Peshawar - Despite payment controversies between the Khyber Pakhtunkhwa (KP) government and the State Life Insurance Corporation of Pakistan (SLICP), treatment under the “Sehat Card Plus’ (SCP) programme has continued, free-ofcharge medical and surgical healthcare services were being provided to patients irrespective of their financial position.
“I was dangling between life and death and not sure about my survival when I faced a heart attack while eating my dinner in Kohat. I felt severe pain in my chest and was rushed to Liauqat Memorial Hospital where doctors gave me initial treatment and immediately referred me to Peshawar for further treatment,” said Jamal- ud-Din, a heart patient of Kohat district while narrating his ordeal to APP.
“The situation was serious and I was out of cash due to the market situation and loss of work in a computer shop. When I was on my way to the hospital in semiconscious condition, my prime concern was how my cashstripped family would bear the burden of costly treatment events in a public sector hospital,” he said.

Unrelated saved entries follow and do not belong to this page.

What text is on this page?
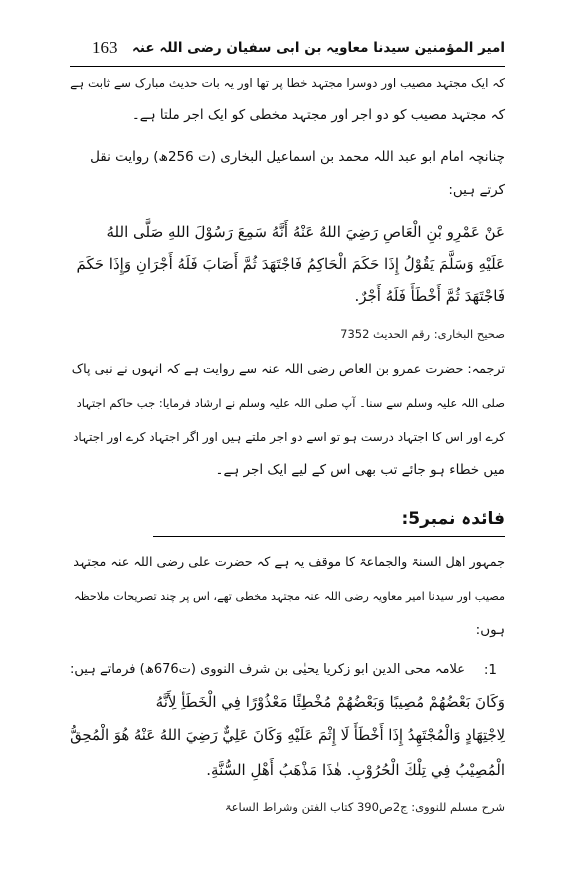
امیر المؤمنین سیدنا معاویہ بن ابی سفیان رضی اللہ عنہ
163
کہ ایک مجتہد مصیب اور دوسرا مجتہد خطا پر تھا اور یہ بات حدیث مبارک سے ثابت ہے
کہ مجتہد مصیب کو دو اجر اور مجتہد مخطی کو ایک اجر ملتا ہے۔
چنانچہ امام ابو عبد اللہ محمد بن اسماعیل البخاری (ت 256ھ) روایت نقل
کرتے ہیں:
عَنْ عَمْرِو بْنِ الْعَاصِ رَضِيَ اللهُ عَنْهُ أَنَّهُ سَمِعَ رَسُوْلَ اللهِ صَلَّى اللهُ
عَلَيْهِ وَسَلَّمَ يَقُوْلُ إِذَا حَكَمَ الْحَاكِمُ فَاجْتَهَدَ ثُمَّ أَصَابَ فَلَهُ أَجْرَانِ وَإِذَا حَكَمَ
فَاجْتَهَدَ ثُمَّ أَخْطَأَ فَلَهُ أَجْرٌ.
صحیح البخاری: رقم الحدیث 7352
ترجمہ: حضرت عمرو بن العاص رضی اللہ عنہ سے روایت ہے کہ انہوں نے نبی پاک
صلی اللہ علیہ وسلم سے سنا۔ آپ صلی اللہ علیہ وسلم نے ارشاد فرمایا: جب حاکم اجتہاد
کرے اور اس کا اجتہاد درست ہو تو اسے دو اجر ملتے ہیں اور اگر اجتہاد کرے اور اجتہاد
میں خطاء ہو جائے تب بھی اس کے لیے ایک اجر ہے۔
فائدہ نمبر5:
جمہور اھل السنۃ والجماعۃ کا موقف یہ ہے کہ حضرت علی رضی اللہ عنہ مجتہد
مصیب اور سیدنا امیر معاویہ رضی اللہ عنہ مجتہد مخطی تھے، اس پر چند تصریحات ملاحظہ
ہوں:
1:
علامہ محی الدین ابو زکریا یحیٰی بن شرف النووی (ت676ھ) فرماتے ہیں:
وَكَانَ بَعْضُهُمْ مُصِيبًا وَبَعْضُهُمْ مُخْطِئًا مَعْذُوْرًا فِي الْخَطَأِ لِأَنَّهُ
لِاجْتِهَادٍ وَالْمُجْتَهِدُ إِذَا أَخْطَأَ لَا إِثْمَ عَلَيْهِ وَكَانَ عَلِيٌّ رَضِيَ اللهُ عَنْهُ هُوَ الْمُحِقُّ
الْمُصِيْبُ فِي تِلْكَ الْحُرُوْبِ. هٰذَا مَذْهَبُ أَهْلِ السُّنَّةِ.
شرح مسلم للنووی: ج2ص390 کتاب الفتن وشراط الساعۃ
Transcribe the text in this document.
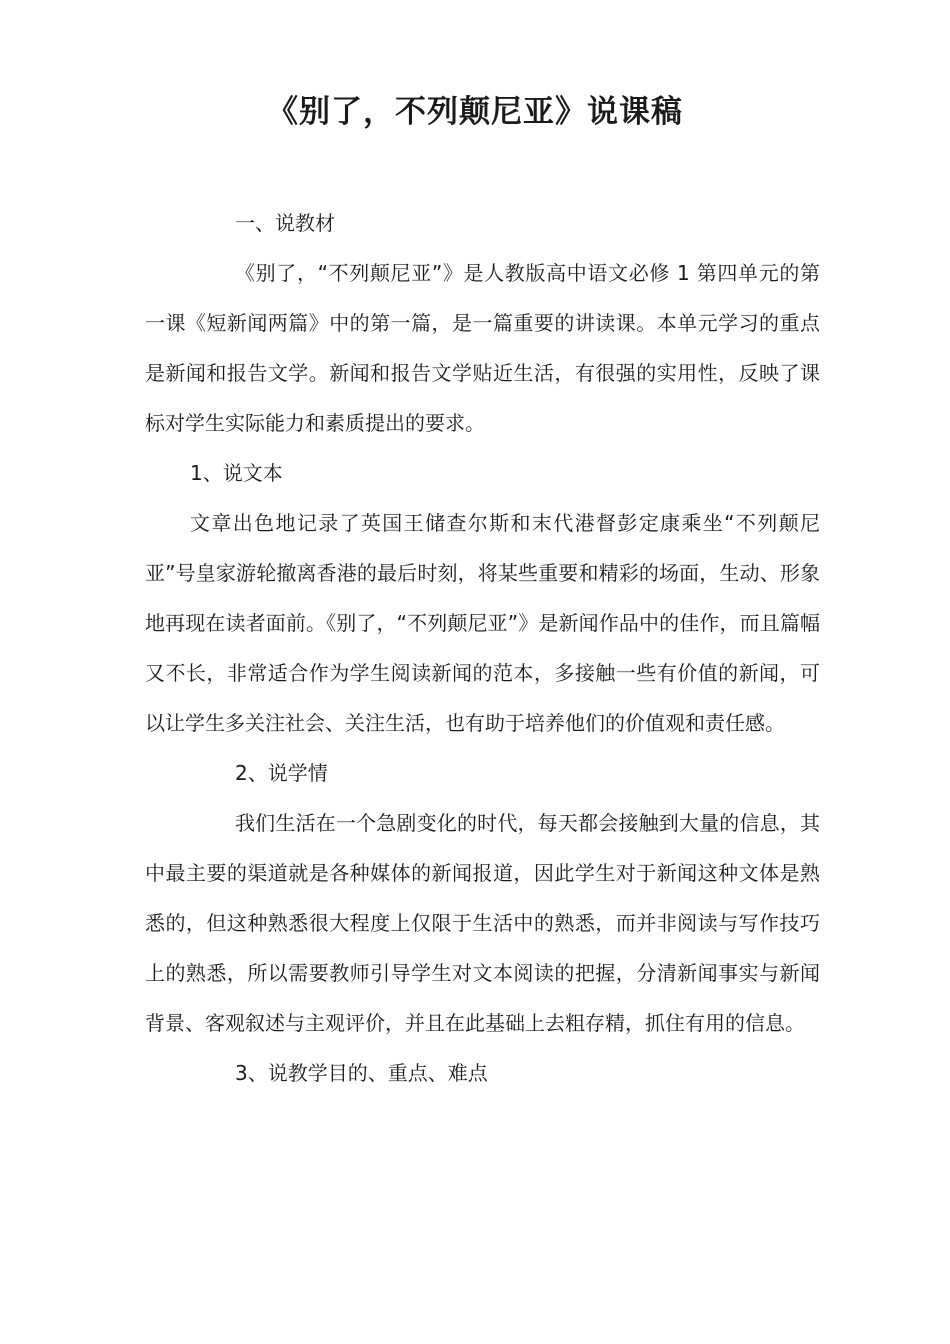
《别了，不列颠尼亚》说课稿

一、说教材

《别了，“不列颠尼亚”》是人教版高中语文必修 1 第四单元的第一课《短新闻两篇》中的第一篇，是一篇重要的讲读课。本单元学习的重点是新闻和报告文学。新闻和报告文学贴近生活，有很强的实用性，反映了课标对学生实际能力和素质提出的要求。

1、说文本

文章出色地记录了英国王储查尔斯和末代港督彭定康乘坐“不列颠尼亚”号皇家游轮撤离香港的最后时刻，将某些重要和精彩的场面，生动、形象地再现在读者面前。《别了，“不列颠尼亚”》是新闻作品中的佳作，而且篇幅又不长，非常适合作为学生阅读新闻的范本，多接触一些有价值的新闻，可以让学生多关注社会、关注生活，也有助于培养他们的价值观和责任感。

2、说学情

我们生活在一个急剧变化的时代，每天都会接触到大量的信息，其中最主要的渠道就是各种媒体的新闻报道，因此学生对于新闻这种文体是熟悉的，但这种熟悉很大程度上仅限于生活中的熟悉，而并非阅读与写作技巧上的熟悉，所以需要教师引导学生对文本阅读的把握，分清新闻事实与新闻背景、客观叙述与主观评价，并且在此基础上去粗存精，抓住有用的信息。

3、说教学目的、重点、难点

“However, my worries were evaporated when my family member, who was accompanying me to Peshawar informed me about the free healthcare facilities being provided to needy and poor patients under the ‘Sehat Card Plus’ which he termed a milestone achievement to help out patients that are unable to bear financial expenses to treatment.”
The SCP programme was launched by the previous government under a social protection initiative in December 2015, which initially covered free medical, diagnostic, and surgical treatment of about 50 percent population of the province.
“Treatment under SCP continued in KP despite financial crunch and around 9.7 million families benefited from the incentive costing Rs 30 billion in the second phase,” said Dr Riaz Tanoli, Chief Executive Officer, of SCP Program KP while talking to APP.
In the first phase, he said about 2.3 million people availed of free treatment facilities, and Rs6 billion were spent on their medical treatment. The programme caters to around one million needy families and has provided free treatment to approximately 2.5 million patients so far. The annual financial implications of the programme are about Rs33 billion, and the government intermittently disburses Rs2 billion to sustain its operation.
Primarily, the programme was launched in Kohat, Mardan, Malakand and Chitral districts wherein as many as 1.8 million poor households (approximately 150 million people) were entitled to get free medical treatment up to Rs540,000 at designated hospitals of the province.
Later in February 2019, the programme was extended across the country including all districts of Khyber in its second phase with a target to provide free treatment including surgeries and medicines up to Rs1 million to each family of over 80 million people at 1000 designated hospitals.
“The programme initially covered three percent of the population in four districts in 2015 and later extended to 51pc, 70pc and 100 percent population of the province till November 2019 in three different phases respectively,” Dr Tanoli said.